A 22-year-old female with multiple sclerosis and borderline primary hyperparathyroidism was found to have hypomagnesemia during work up for chronic headaches and fatigue. Despite discontinuation of a PPI, the patient had persistent hypomagnesemia requiring intermittent IV repletion. Laboratory testing showed isolated hypomagnesemia as low as 1.0mg/dL, with normal serum potassium and other electrolytes, high-normal calcium, and creatinine of 0.7mg/dl. Renal ultrasound was unremarkable. Her initial FeMg at 2% was borderline and non-diagnostic for renal wasting. A 24-hour urine magnesium was done, with results suggestive of renal wasting at 155mg in the presence of hypomagnesemia (normal < 30mg/24 hours). Of note, the patient was still receiving IV magnesium repletion, which may confound 24-hour urinary testing. Ultimately, genetic testing was pursued given diagnostic uncertainty, and it revealed a heterozygous mutation in HNF1B.

Discussion

Unlike most patients with HNF1B mutations who have renal cystic disease or hypoplasia, our patient’s kidneys were anatomically normal. Her only clinical manifestation was hypomagnesemia, which occurs in up to 50% of patients. Of its many roles, HNF1B regulates the transcription of a subunit of Na/K-ATPase in the kidney and is involved in distal convoluted tubule magnesium reabsorption. The HNF1B mutation may also explain this patient’s hyperparathyroidism, as mutations can cause loss of PTH transcription repression. Absent clear indicators for the etiology of hypomagnesemia, genetic testing was imperative.
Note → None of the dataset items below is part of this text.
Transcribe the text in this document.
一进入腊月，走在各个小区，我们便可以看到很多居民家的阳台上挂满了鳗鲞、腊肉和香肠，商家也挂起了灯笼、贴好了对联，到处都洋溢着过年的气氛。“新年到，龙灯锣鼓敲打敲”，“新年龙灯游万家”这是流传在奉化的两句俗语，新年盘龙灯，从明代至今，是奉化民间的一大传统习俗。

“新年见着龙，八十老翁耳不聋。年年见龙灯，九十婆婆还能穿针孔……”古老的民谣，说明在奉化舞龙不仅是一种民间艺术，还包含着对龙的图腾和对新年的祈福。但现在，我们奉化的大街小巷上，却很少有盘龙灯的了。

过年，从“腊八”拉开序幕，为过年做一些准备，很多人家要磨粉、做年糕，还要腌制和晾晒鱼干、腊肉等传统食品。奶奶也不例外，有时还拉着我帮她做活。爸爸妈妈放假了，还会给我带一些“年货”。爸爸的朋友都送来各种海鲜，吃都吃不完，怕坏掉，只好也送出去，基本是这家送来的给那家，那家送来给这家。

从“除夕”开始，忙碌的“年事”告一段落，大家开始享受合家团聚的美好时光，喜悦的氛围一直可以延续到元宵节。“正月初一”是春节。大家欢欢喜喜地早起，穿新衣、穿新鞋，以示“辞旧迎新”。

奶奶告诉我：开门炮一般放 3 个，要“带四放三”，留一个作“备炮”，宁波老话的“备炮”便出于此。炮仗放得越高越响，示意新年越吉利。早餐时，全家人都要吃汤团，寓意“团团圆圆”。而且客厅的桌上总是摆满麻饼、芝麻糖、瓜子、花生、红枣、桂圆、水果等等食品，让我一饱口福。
Providers may now screen for associated complications of HNF1B mutations, such as early-onset diabetes, chromophobe renal cell carcinoma, CKD, and abnormal liver function. HNF1B is only one of many genetic causes of hypomagnesemia and has variable phenotypic manifestations. Genetic testing should be considered in the evaluation of hypomagnesemia because diagnosis can allow for early identification and prevention of comorbidities, as well as referrals to genetic counseling.